India sees return to high growth as factory output surges
India's economy will soon return to high growth, the government pledged Monday, as official data showed industrial output expanded at its fastest clip in seven months and car sales surged.
President Pratibha Patil told the opening session of parliament that India's economic fundamentals "remain robust" and the government was confident it would "soon steer the country back to the high growth trajectory of 8.0-9.0 percent."
The economy is expected to grow by just 6.9 percent in the current fiscal year to March 31 -- the weakest pace since the 2008 global financial crisis.
Asia's third-largest economy grew by over nine percent for several years in the past decade and the Congress-led government has targeted a return to nine percent expansion in its latest five-year plan which starts in April 2012.
Experts have traditionally pinpointed nine to 10 percent growth as the minimum to substantially reduce the crushing poverty of hundreds of millions of Indians.
The government's confidence was buoyed Monday by figures showing an unexpectedly strong 6.8 percent industrial production rise in January from a year earlier that far outpaced analysts' forecasts of a 2.1 percent increase.
The numbers that defied interest rates at four-year highs and slowing global markets marked a "strong recovery" from December's 2.5 percent production growth, Finance Minister Pranab Mukherjee told reporters.
The output data, driven by an 8.5 percent leap in manufacturing, prompted analysts to review gloomy forecasts for overall growth but they warned against reading too much into the monthly numbers which are notoriously volatile.

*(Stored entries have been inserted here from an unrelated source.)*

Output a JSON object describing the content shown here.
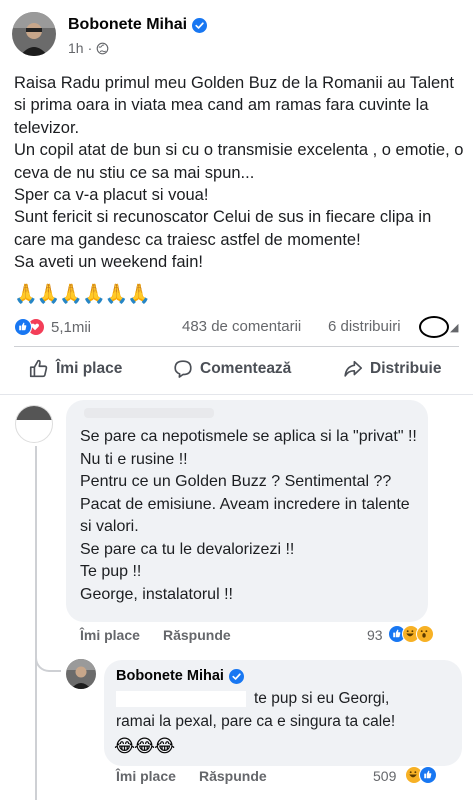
{
  "post": {
    "author": "Bobonete Mihai",
    "time": "1h",
    "privacy_separator": "·",
    "paragraphs": [
      "Raisa Radu primul meu Golden Buz de la Romanii au Talent si prima oara in viata mea cand am ramas fara cuvinte la televizor.",
      "Un copil atat de bun si cu o transmisie excelenta , o emotie, o ceva de nu stiu ce sa mai spun...",
      "Sper ca v-a placut si voua!",
      "Sunt fericit si recunoscator Celui de sus in fiecare clipa in care ma gandesc ca traiesc astfel de momente!",
      "Sa aveti un weekend fain!"
    ],
    "emoji_line": "🙏🙏🙏🙏🙏🙏"
  },
  "stats": {
    "reaction_count": "5,1mii",
    "comments": "483 de comentarii",
    "shares": "6 distribuiri"
  },
  "actions": {
    "like": "Îmi place",
    "comment": "Comentează",
    "share": "Distribuie"
  },
  "comment1": {
    "lines": [
      "Se pare ca nepotismele se aplica si la \"privat\" !!",
      "Nu ti e rusine !!",
      "Pentru ce un Golden Buzz ? Sentimental ??",
      "Pacat de emisiune. Aveam incredere in talente si valori.",
      "Se pare ca tu le devalorizezi !!",
      "Te pup !!",
      "George, instalatorul !!"
    ],
    "like_label": "Îmi place",
    "reply_label": "Răspunde",
    "reaction_count": "93"
  },
  "comment2": {
    "author": "Bobonete Mihai",
    "line1": "te pup si eu Georgi,",
    "line2": "ramai la pexal, pare ca e singura ta cale!",
    "emojis": "😂😂😂",
    "like_label": "Îmi place",
    "reply_label": "Răspunde",
    "reaction_count": "509"
  },
  "colors": {
    "facebook_blue": "#1877f2",
    "love_red": "#f33e58",
    "haha_yellow": "#f7b125",
    "secondary_text": "#65676b",
    "bubble_bg": "#f0f2f5"
  }
}
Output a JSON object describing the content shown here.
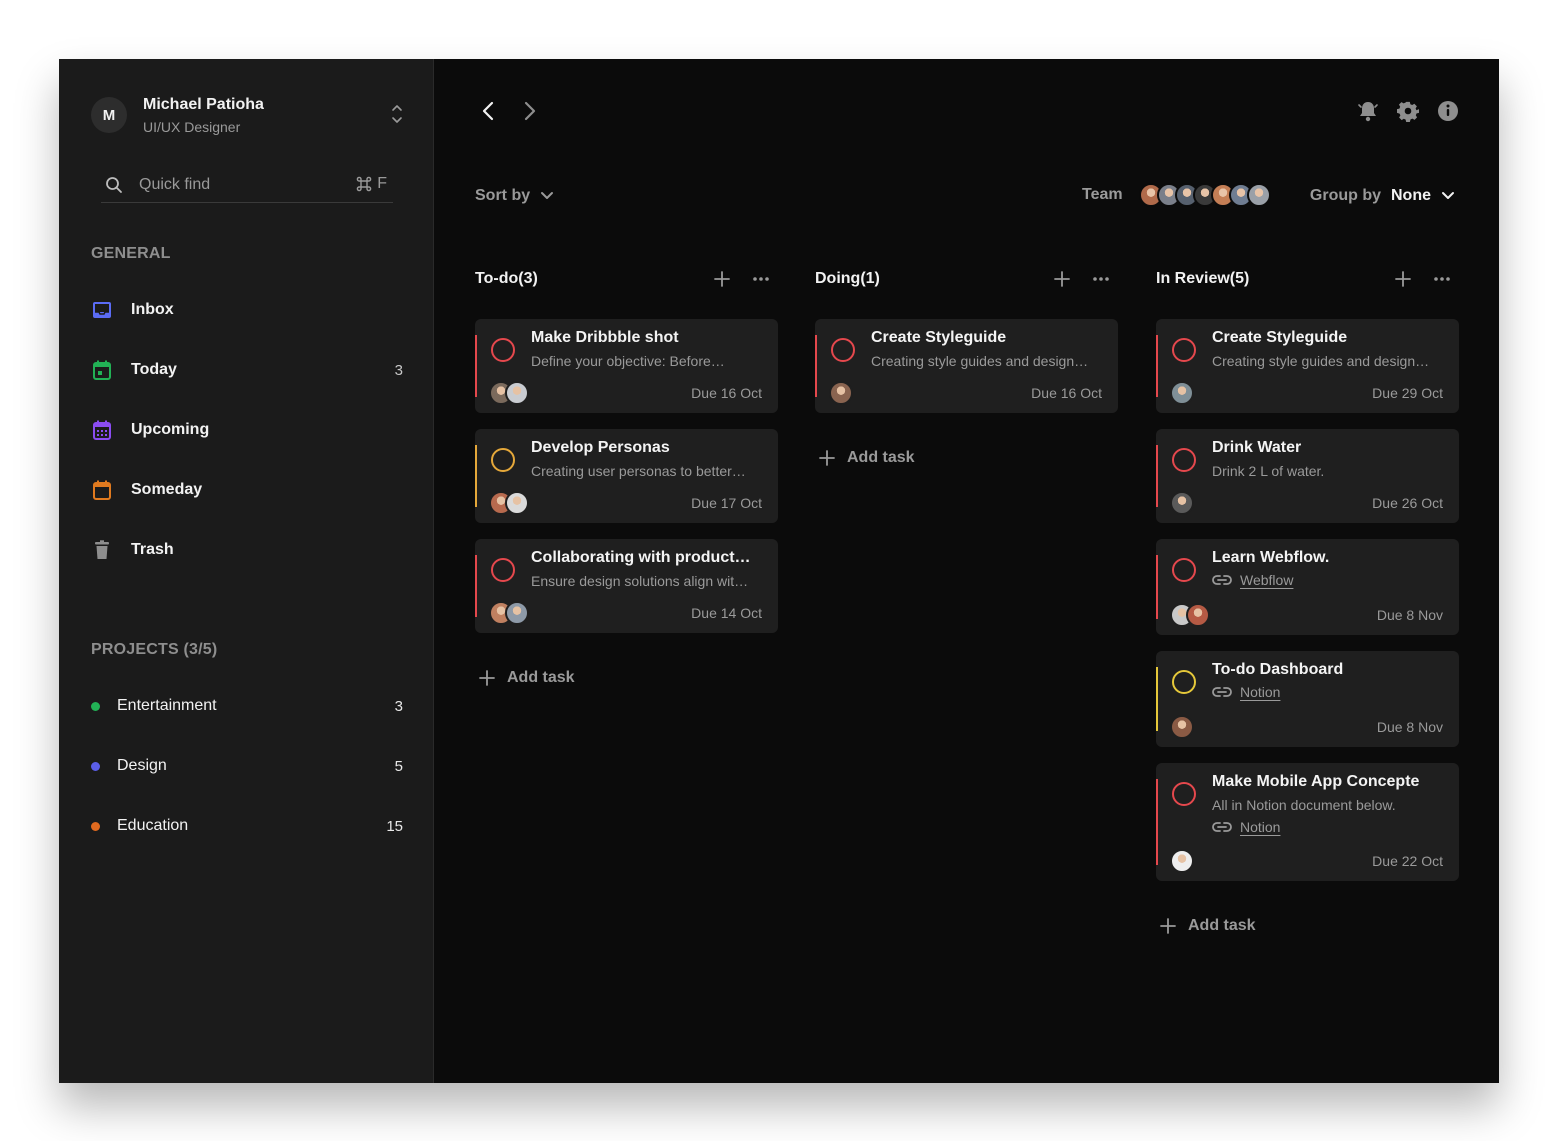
{
  "profile": {
    "initial": "M",
    "name": "Michael Patioha",
    "role": "UI/UX Designer"
  },
  "search": {
    "placeholder": "Quick find",
    "shortcut_key": "F"
  },
  "sidebar": {
    "general_title": "GENERAL",
    "items": [
      {
        "label": "Inbox",
        "count": "",
        "icon": "inbox-icon",
        "color": "#5b6cf5"
      },
      {
        "label": "Today",
        "count": "3",
        "icon": "calendar-today-icon",
        "color": "#22b155"
      },
      {
        "label": "Upcoming",
        "count": "",
        "icon": "calendar-upcoming-icon",
        "color": "#8b4cf2"
      },
      {
        "label": "Someday",
        "count": "",
        "icon": "calendar-someday-icon",
        "color": "#e07a1f"
      },
      {
        "label": "Trash",
        "count": "",
        "icon": "trash-icon",
        "color": "#8e8e8e"
      }
    ],
    "projects_title": "PROJECTS (3/5)",
    "projects": [
      {
        "label": "Entertainment",
        "count": "3",
        "color": "#22b155"
      },
      {
        "label": "Design",
        "count": "5",
        "color": "#5b5ee8"
      },
      {
        "label": "Education",
        "count": "15",
        "color": "#e06a1f"
      }
    ]
  },
  "toolbar": {
    "sort_label": "Sort by",
    "team_label": "Team",
    "group_label": "Group by",
    "group_value": "None",
    "team_avatar_colors": [
      "#b06a4a",
      "#7a7f8a",
      "#56606e",
      "#3a3a3a",
      "#c47e55",
      "#6f7d92",
      "#9aa0a8"
    ]
  },
  "columns": [
    {
      "title": "To-do(3)",
      "add_label": "Add task",
      "cards": [
        {
          "title": "Make Dribbble shot",
          "description": "Define your objective: Before…",
          "due": "Due 16 Oct",
          "accent": "#e5484d",
          "avatars": [
            "#7b6a5c",
            "#c9ccd1"
          ]
        },
        {
          "title": "Develop Personas",
          "description": "Creating user personas to better…",
          "due": "Due 17 Oct",
          "accent": "#e5a83a",
          "avatars": [
            "#b86a4e",
            "#dadada"
          ]
        },
        {
          "title": "Collaborating with product…",
          "description": "Ensure design solutions align wit…",
          "due": "Due 14 Oct",
          "accent": "#e5484d",
          "avatars": [
            "#c08060",
            "#8e9aa8"
          ]
        }
      ]
    },
    {
      "title": "Doing(1)",
      "add_label": "Add task",
      "cards": [
        {
          "title": "Create Styleguide",
          "description": "Creating style guides and design…",
          "due": "Due 16 Oct",
          "accent": "#e5484d",
          "avatars": [
            "#8a6450"
          ]
        }
      ]
    },
    {
      "title": "In Review(5)",
      "add_label": "Add task",
      "cards": [
        {
          "title": "Create Styleguide",
          "description": "Creating style guides and design…",
          "due": "Due 29 Oct",
          "accent": "#e5484d",
          "avatars": [
            "#7f8f97"
          ]
        },
        {
          "title": "Drink Water",
          "description": "Drink 2 L of water.",
          "due": "Due 26 Oct",
          "accent": "#e5484d",
          "avatars": [
            "#5a5a5a"
          ]
        },
        {
          "title": "Learn Webflow.",
          "link": "Webflow",
          "due": "Due 8 Nov",
          "accent": "#e5484d",
          "avatars": [
            "#c9c9c9",
            "#b55a44"
          ]
        },
        {
          "title": "To-do Dashboard",
          "link": "Notion",
          "due": "Due 8 Nov",
          "accent": "#e5c83a",
          "avatars": [
            "#8a5a44"
          ]
        },
        {
          "title": "Make Mobile App Concepte",
          "description": "All in Notion document below.",
          "link": "Notion",
          "due": "Due 22 Oct",
          "accent": "#e5484d",
          "avatars": [
            "#eeeeee"
          ]
        }
      ]
    }
  ]
}
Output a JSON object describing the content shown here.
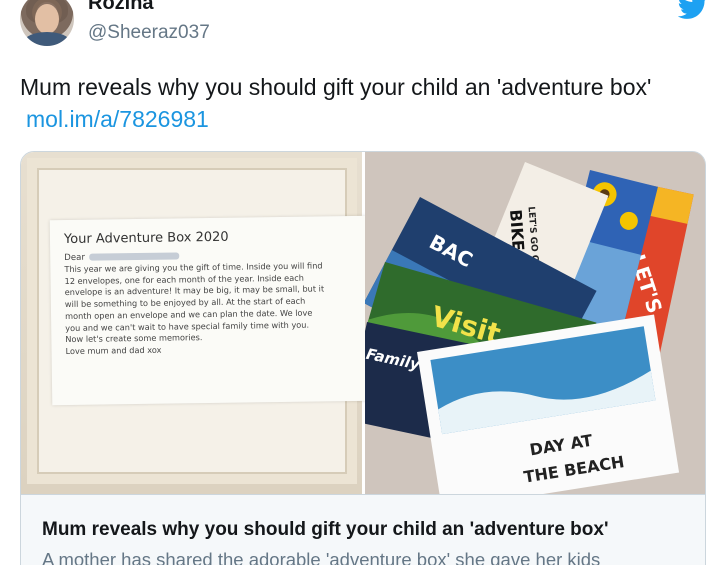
{
  "author": {
    "display_name": "Rozina",
    "handle": "@Sheeraz037",
    "avatar_icon": "profile-photo"
  },
  "twitter_icon": "twitter-bird-icon",
  "brand_color": "#1da1f2",
  "tweet": {
    "text": "Mum reveals why you should gift your child an 'adventure box'",
    "link": "mol.im/a/7826981",
    "link_color": "#1b95e0"
  },
  "card": {
    "left_photo": {
      "note_title": "Your Adventure Box 2020",
      "note_dear": "Dear",
      "note_body": "This year we are giving you the gift of time. Inside you will find\n12 envelopes, one for each month of the year. Inside each\nenvelope is an adventure! It may be big, it may be small, but it\nwill be something to be enjoyed by all. At the start of each\nmonth open an envelope and we can plan the date. We love\nyou and we can't wait to have special family time with you.\nNow let's create some memories.\nLove mum and dad xox"
    },
    "right_photo": {
      "envelope_labels": {
        "day_at": "DAY AT",
        "the_beach": "THE BEACH",
        "lets_go_on_a": "LET'S GO ON A",
        "bike_ride": "BIKE RIDE",
        "visit": "Visit",
        "family": "Family m",
        "bac": "BAC",
        "lets": "LET'S",
        "go": "GO"
      }
    },
    "title": "Mum reveals why you should gift your child an 'adventure box'",
    "description": "A mother has shared the adorable 'adventure box' she gave her kids"
  }
}
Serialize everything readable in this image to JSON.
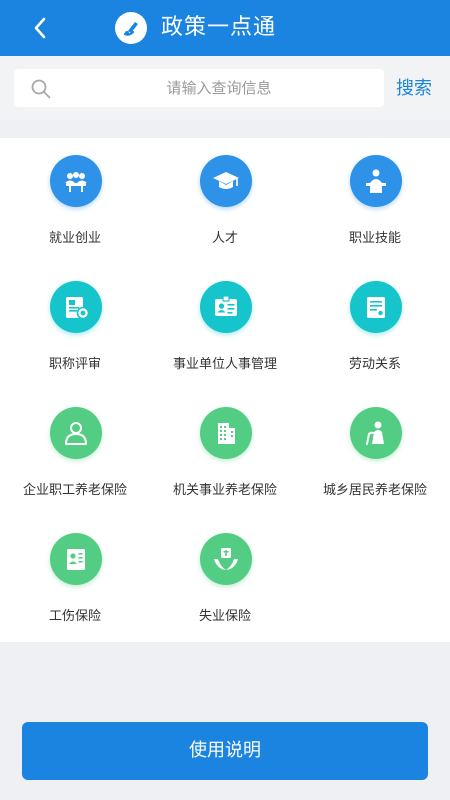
{
  "header": {
    "title": "政策一点通",
    "back_icon": "chevron-left-icon",
    "logo_icon": "pen-logo-icon",
    "background": "#1b84e0"
  },
  "search": {
    "placeholder": "请输入查询信息",
    "button_label": "搜索",
    "icon": "search-icon"
  },
  "categories": [
    {
      "label": "就业创业",
      "icon": "meeting-icon",
      "color": "#2e92e8"
    },
    {
      "label": "人才",
      "icon": "graduation-cap-icon",
      "color": "#2e92e8"
    },
    {
      "label": "职业技能",
      "icon": "lecturer-podium-icon",
      "color": "#2e92e8"
    },
    {
      "label": "职称评审",
      "icon": "certificate-icon",
      "color": "#16c4cb"
    },
    {
      "label": "事业单位人事管理",
      "icon": "id-card-icon",
      "color": "#16c4cb"
    },
    {
      "label": "劳动关系",
      "icon": "contract-document-icon",
      "color": "#16c4cb"
    },
    {
      "label": "企业职工养老保险",
      "icon": "user-outline-icon",
      "color": "#54cd84"
    },
    {
      "label": "机关事业养老保险",
      "icon": "office-building-icon",
      "color": "#54cd84"
    },
    {
      "label": "城乡居民养老保险",
      "icon": "elderly-person-icon",
      "color": "#54cd84"
    },
    {
      "label": "工伤保险",
      "icon": "injury-document-icon",
      "color": "#54cd84"
    },
    {
      "label": "失业保险",
      "icon": "hands-protect-icon",
      "color": "#54cd84"
    }
  ],
  "footer": {
    "button_label": "使用说明"
  }
}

"We are still bearish," said Glenn Levine, economist at Moody's Analytics. But "if this strength is maintained, we'll have little choice but to take our piece of humble pie and quietly lift the (growth) forecast."
The output figures coincided with data showing new car sales climbed 13.1 percent year-on-year in February as the sector rebounded from a slump in 2011.
Mukherjee is to present the budget on Friday in which he is expected to set a growth target of 7.5 percent-eight percent for the next year to March 2013.
The president, presenting the government's legislative blueprint for the session, said the government hoped to bring in a long-awaited Goods and Services Tax to harmonise levies across India and ease the movement of goods.
The tax is one of the government's most important proposed reforms but must be approved by two-thirds of parliament and half of India's states to become law, meaning the coalition will have to rely on opponents to see it passed.
The president also said a contentious land acquisition act will be introduced, seen as key to opening the door to infrastructure spending.
But she avoided mention of other controversial reforms such as opening the retail market to full-scale global competition and stressed the left-leaning government's commitment to providing "livelihood security."
The government made little headway in enacting key reforms in the last stormy sitting of parliament and is expected to make scant progress in this session after its drubbing in recent state polls and a run of graft scandals.
Analysts said the strong industrial output data would give India's central bank leeway at a policy meeting set for Thursday to assess the budget's inflationary impact before starting to roll back interest rates.